Anypoint VPN licenses do not need to have a one-to-one relationship with the Anypoint VPC licenses. For example, you can have one Anypoint VPC with two Anypoint VPNs and another VPC with no VPNs.

An additional Anypoint VPC license is required for each remote location that needs to be accessible from the Anypoint VPC.

FAQ: How to Size my VPC

When you create an Anypoint VPC, the range of IP addresses for the network must be specified in the form of a Classless Inter-Domain Routing (CIDR) block, using CIDR notation.
This address space is reserved for Mule workers, so it cannot overlap with any address space used in your data center if you want to peer it with your VPC.

To calculate the proper sizing for your Anypoint VPC, you first need to understand that the number of dedicated IP addresses is not the same as the number of workers you have deployed.
For each worker deployed to CloudHub, the following IP assignation takes place:

  • For better fault tolerance, the VPC subnet may be divided into up to four Availability Zones.

  • A few IP addresses are reserved for infrastructure.

  • At least two IP addresses per worker to perform at zero-downtime.

Due to this structure, the smallest network subnet block you can assign for your Anypoint VPC is /24 and the largest /16.
A /24 CIDR notation subnet has 256 IP addresses.
Reserving one IP address for the network and one for broadcast leaves you with 254 hosts for your worker. These get divided into four availability zones of 62 hosts each. Consider that each worker potentially needs two IP addresses for zero downtime, which leaves around 30 IP addresses to assign to your workers.
Consider also the environments required in a VPC. For example, if you need space for 300 instances each in Dev, QA, and UAT, you need to size for 1024 instances at minimum.

The safe rule of thumb for deciding the size of your Anypoint VPC subnet is to calculate 10 times the maximum number of expected apps to deploy in the VPC.

FAQ: Where To Place an Anypoint VPC Inside my Organization

As an organization administrator, you can create an Anypoint VPC and share it with any business group within your main organization.
However, once the Anypoint VPC is inherited by a business group, only the administrator of said business group can operate the Anypoint VPC. For example, an Anypoint organization administrator or a business group owner can create or update an existing Anypoint VPC (owned or inherited) to make it the default for either the region, the environment, or both.
However, if such an association already exists, it’s overwritten by the requested Anypoint VPC.

If no business group association is specified, or if your organization does not have any business groups, the Anypoint VPC ownership remains associated with the main organization. The organization under which the Anypoint VPC is created is the VPC owner and this organization’s administrator is the only one who can share the Anypoint VPC.
Anypoint VPCs can only be shared vertically from the main organization to one of its business groups, or from a business group to one of its child business groups.
You cannot share an Anypoint VPC created by a business group with another business group that is higher in the hierarchy.
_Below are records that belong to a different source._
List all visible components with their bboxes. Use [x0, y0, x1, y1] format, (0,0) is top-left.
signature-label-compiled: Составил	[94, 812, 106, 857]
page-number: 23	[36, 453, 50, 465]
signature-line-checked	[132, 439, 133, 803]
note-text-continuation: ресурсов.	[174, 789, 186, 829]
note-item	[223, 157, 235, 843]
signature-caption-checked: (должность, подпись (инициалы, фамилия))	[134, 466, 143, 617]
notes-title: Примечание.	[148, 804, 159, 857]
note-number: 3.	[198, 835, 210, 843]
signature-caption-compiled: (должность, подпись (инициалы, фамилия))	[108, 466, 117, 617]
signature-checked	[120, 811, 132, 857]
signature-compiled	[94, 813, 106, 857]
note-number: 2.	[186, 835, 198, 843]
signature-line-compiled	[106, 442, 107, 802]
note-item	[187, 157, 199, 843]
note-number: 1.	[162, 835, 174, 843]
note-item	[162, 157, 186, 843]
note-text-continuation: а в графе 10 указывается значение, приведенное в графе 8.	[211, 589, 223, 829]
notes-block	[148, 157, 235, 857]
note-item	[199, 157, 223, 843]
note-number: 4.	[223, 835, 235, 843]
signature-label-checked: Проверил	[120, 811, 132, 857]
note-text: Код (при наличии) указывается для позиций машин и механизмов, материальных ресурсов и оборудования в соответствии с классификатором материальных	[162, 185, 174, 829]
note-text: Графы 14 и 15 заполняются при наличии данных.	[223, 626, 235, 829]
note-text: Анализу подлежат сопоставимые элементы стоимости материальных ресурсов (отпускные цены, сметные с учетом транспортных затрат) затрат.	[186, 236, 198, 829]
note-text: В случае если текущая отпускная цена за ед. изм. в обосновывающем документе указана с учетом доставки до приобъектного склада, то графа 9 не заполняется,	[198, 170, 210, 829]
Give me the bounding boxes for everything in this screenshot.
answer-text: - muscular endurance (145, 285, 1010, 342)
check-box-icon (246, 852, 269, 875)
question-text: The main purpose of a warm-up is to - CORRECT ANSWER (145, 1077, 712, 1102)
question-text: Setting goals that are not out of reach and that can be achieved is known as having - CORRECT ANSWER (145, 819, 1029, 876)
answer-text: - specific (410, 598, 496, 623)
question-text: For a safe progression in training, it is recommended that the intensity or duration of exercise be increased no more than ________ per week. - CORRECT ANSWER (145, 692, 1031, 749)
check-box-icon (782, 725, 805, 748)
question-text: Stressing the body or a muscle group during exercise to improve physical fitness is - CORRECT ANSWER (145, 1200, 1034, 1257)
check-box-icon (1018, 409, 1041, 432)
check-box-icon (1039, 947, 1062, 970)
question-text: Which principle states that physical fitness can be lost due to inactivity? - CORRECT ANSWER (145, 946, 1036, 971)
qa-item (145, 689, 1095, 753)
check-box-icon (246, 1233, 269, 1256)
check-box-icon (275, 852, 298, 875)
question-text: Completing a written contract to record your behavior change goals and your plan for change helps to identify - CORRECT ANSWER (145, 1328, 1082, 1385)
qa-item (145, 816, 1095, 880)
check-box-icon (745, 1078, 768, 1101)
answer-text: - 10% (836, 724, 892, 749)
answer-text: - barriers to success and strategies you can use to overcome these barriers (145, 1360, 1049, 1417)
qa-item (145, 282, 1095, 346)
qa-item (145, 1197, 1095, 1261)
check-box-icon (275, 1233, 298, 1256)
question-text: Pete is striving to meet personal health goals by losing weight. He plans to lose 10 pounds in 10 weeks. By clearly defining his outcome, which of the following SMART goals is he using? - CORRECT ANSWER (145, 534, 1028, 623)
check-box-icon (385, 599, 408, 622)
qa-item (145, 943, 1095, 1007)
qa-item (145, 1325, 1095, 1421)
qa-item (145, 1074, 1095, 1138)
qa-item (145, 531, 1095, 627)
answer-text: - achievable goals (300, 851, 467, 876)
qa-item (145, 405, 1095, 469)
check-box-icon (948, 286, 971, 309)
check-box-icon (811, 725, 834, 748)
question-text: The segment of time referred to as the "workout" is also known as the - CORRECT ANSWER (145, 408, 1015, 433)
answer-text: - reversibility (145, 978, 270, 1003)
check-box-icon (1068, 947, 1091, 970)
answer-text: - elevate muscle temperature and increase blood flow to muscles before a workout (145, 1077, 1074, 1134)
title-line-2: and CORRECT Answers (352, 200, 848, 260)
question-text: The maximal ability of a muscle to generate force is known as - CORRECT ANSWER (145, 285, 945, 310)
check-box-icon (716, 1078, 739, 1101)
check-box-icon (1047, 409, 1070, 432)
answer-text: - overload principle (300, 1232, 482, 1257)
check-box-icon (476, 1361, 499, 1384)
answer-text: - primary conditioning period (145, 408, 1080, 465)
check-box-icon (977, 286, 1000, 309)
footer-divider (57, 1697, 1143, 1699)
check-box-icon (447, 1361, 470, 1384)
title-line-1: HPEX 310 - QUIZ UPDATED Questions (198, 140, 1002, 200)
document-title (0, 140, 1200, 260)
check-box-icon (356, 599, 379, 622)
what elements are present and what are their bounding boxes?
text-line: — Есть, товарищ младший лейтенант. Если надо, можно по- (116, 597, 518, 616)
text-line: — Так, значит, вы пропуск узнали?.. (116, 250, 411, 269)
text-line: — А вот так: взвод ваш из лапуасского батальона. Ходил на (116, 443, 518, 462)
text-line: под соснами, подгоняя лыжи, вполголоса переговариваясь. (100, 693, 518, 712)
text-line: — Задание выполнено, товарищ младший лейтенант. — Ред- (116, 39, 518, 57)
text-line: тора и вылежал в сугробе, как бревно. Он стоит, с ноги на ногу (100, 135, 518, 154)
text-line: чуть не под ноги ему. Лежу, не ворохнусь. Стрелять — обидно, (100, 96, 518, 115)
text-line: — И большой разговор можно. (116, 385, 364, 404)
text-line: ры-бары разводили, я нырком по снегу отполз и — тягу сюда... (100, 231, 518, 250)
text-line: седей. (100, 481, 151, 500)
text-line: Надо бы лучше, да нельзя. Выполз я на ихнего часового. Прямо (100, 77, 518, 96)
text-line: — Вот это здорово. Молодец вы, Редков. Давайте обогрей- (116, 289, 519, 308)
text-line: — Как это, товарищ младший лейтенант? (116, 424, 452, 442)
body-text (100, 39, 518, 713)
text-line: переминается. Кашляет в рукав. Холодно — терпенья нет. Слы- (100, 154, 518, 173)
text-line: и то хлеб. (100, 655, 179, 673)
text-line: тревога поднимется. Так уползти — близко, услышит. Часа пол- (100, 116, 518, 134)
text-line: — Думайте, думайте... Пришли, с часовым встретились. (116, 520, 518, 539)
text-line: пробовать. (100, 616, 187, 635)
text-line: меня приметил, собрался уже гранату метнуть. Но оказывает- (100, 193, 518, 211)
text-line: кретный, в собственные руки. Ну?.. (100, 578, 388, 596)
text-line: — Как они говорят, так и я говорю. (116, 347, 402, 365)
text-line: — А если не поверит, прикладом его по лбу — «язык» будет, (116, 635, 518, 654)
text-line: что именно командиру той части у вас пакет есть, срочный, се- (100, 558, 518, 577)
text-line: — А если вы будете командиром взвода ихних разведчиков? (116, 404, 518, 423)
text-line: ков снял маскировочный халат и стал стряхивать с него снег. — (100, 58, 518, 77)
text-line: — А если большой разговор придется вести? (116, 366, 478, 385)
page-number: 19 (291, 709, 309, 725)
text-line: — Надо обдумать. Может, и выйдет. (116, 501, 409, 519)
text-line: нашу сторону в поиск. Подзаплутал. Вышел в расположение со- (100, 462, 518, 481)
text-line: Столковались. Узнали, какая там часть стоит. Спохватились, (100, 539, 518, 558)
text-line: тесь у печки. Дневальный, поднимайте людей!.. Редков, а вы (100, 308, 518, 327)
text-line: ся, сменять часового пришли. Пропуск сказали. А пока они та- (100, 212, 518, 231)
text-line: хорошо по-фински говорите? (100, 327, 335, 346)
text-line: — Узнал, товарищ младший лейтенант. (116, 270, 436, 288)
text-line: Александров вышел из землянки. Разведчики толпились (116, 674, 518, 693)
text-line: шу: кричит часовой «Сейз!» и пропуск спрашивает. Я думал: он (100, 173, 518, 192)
It is recommended that you create your Anypoint VPC in your master organization, and share it with the other business groups.

FAQ: Which Region to use When Creating an Anypoint VPC

You can create your Anypoint VPC inside any of the available CloudHub regions.
The recommended region to use might vary depending on how you connect to your Anypoint VPC. If you are using a VPN tunnel, you might want to choose the CloudHub region closest to your data center.
However, if you are peering with your private AWS VPC, you need to create your Anypoint VPC in the same AWS region.

FAQ: How to deploy or move applications to a VPC

MuleSoft applications are deployed to an environment, such as development or sandbox).

When the deployment region matches the VPC region:

  • If the environment is already associated with a VPC at the time of application deployment, the app resides inside the VPC.

  • If the environment is associated with a VPC after the app deployment, the app will not reside inside the VPC until the app is restarted.

When the deployment region does not match the VPC region, the app is deployed outside of the VPC. This means that the app does not have access to any connectivity methods configured for the VPC.